Cook was likely referring to Samsung’s Galaxy Tab when he said “the variety that are out shipping today, the operating system wasn’t really designed for a tablet.” Google has said this itself, Cook noted. “And so basically, you wind up with kind of a scaled-up smartphone, which is a bizarre product in our view.”
OK, fair point. The Galaxy Tab’s biggest weakness is its lack of third-party apps optimized for the larger screen. Without apps like Flipboard, Pulse or Twitter for iPad, Android 2.2 tablets feel like blown up smartphones. (At least the Galaxy Tab comes with several of Samsung’s own tablet apps.)
But what about the future of Android tablets? Once Google releases Android 3.0, with its apps and interface optimized for big screens, a wave of tablets are sure to follow, starting with Motorola’s Xoom.
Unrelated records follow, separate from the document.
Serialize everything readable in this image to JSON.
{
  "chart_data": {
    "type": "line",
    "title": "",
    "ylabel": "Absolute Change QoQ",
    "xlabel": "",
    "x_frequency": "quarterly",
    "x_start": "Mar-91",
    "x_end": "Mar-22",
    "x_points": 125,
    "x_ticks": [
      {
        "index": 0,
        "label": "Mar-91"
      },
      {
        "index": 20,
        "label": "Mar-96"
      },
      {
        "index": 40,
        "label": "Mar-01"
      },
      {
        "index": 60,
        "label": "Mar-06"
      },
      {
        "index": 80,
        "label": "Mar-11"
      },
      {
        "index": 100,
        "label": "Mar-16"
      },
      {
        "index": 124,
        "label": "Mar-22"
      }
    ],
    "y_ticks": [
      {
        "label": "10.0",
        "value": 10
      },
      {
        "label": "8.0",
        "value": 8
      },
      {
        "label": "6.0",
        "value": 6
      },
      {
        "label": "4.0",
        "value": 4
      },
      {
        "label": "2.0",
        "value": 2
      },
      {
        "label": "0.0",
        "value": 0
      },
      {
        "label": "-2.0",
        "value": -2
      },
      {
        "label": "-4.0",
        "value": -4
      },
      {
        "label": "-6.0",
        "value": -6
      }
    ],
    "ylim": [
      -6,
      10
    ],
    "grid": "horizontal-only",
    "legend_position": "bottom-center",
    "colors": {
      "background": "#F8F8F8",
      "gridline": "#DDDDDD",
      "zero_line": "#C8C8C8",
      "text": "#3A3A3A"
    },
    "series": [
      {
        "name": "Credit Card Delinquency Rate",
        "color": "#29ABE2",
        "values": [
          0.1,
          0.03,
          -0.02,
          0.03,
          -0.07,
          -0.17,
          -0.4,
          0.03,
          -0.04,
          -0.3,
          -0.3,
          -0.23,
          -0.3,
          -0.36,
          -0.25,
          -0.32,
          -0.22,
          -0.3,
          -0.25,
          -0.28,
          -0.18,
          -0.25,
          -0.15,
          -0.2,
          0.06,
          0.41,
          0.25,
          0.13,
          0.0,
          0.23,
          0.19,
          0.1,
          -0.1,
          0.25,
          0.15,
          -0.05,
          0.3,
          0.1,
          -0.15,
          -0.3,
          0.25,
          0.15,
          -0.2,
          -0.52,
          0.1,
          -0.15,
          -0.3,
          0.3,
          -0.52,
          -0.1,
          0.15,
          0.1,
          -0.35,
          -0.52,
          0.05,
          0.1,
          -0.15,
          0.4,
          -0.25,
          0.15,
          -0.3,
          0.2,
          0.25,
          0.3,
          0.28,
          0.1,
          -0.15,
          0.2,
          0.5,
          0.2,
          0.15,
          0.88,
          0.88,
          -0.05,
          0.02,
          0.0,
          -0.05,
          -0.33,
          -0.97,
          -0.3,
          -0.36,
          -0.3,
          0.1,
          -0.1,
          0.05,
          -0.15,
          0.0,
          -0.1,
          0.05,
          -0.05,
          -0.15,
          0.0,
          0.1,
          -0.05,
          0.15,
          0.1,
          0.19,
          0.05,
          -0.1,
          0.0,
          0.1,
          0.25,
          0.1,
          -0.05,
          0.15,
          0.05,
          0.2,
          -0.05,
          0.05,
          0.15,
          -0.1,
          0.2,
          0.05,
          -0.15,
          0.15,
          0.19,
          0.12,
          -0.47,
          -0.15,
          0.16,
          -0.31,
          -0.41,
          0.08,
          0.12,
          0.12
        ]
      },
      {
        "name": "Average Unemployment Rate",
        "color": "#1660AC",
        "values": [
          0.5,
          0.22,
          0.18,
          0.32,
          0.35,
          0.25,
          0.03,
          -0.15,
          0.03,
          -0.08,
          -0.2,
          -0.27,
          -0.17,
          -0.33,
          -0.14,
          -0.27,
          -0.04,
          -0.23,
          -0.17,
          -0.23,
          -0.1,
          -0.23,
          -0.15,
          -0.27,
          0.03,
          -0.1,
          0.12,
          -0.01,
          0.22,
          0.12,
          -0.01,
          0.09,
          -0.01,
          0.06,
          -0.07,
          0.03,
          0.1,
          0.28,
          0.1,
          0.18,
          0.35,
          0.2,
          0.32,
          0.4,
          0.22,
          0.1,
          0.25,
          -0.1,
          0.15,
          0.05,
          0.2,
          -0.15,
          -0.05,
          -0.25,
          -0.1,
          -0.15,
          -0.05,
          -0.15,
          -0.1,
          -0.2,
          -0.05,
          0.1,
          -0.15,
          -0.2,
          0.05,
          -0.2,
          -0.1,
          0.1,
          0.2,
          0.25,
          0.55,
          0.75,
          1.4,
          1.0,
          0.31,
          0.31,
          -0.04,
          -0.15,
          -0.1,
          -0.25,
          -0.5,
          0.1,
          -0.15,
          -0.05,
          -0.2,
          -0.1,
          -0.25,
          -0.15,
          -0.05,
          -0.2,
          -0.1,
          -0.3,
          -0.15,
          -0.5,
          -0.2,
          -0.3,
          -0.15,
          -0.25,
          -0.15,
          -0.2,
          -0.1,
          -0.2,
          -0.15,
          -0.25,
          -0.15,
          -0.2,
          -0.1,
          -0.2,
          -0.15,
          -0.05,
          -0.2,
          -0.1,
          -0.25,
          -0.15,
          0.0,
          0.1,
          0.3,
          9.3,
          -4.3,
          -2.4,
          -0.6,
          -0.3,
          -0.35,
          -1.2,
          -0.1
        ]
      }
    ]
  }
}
Cook’s best defense here was to act like this isn’t going to happen.
“The next-generation Android tablets, which are primarily what you mentioned in terms of the CES, there’s nothing shipping yet, and so I don’t know,” Cook said. “Generally, they lack performance specs, they lack prices, they lack timing. And so today, they’re vapor.”
I’m not sure there’s anything else Apple could have said — the muted presence of Android 3.0 at CES was a letdown, and so was the lack of launch details on upcoming tablets — but vapor isn’t the right word for products that we know are coming.
For now, Apple can smugly point out that it’s got the only tablet-optimized operating system on the market, but that won’t last forever. Eventually, the company will have to diss Android tablets solely based on the iPad’s relative virtues.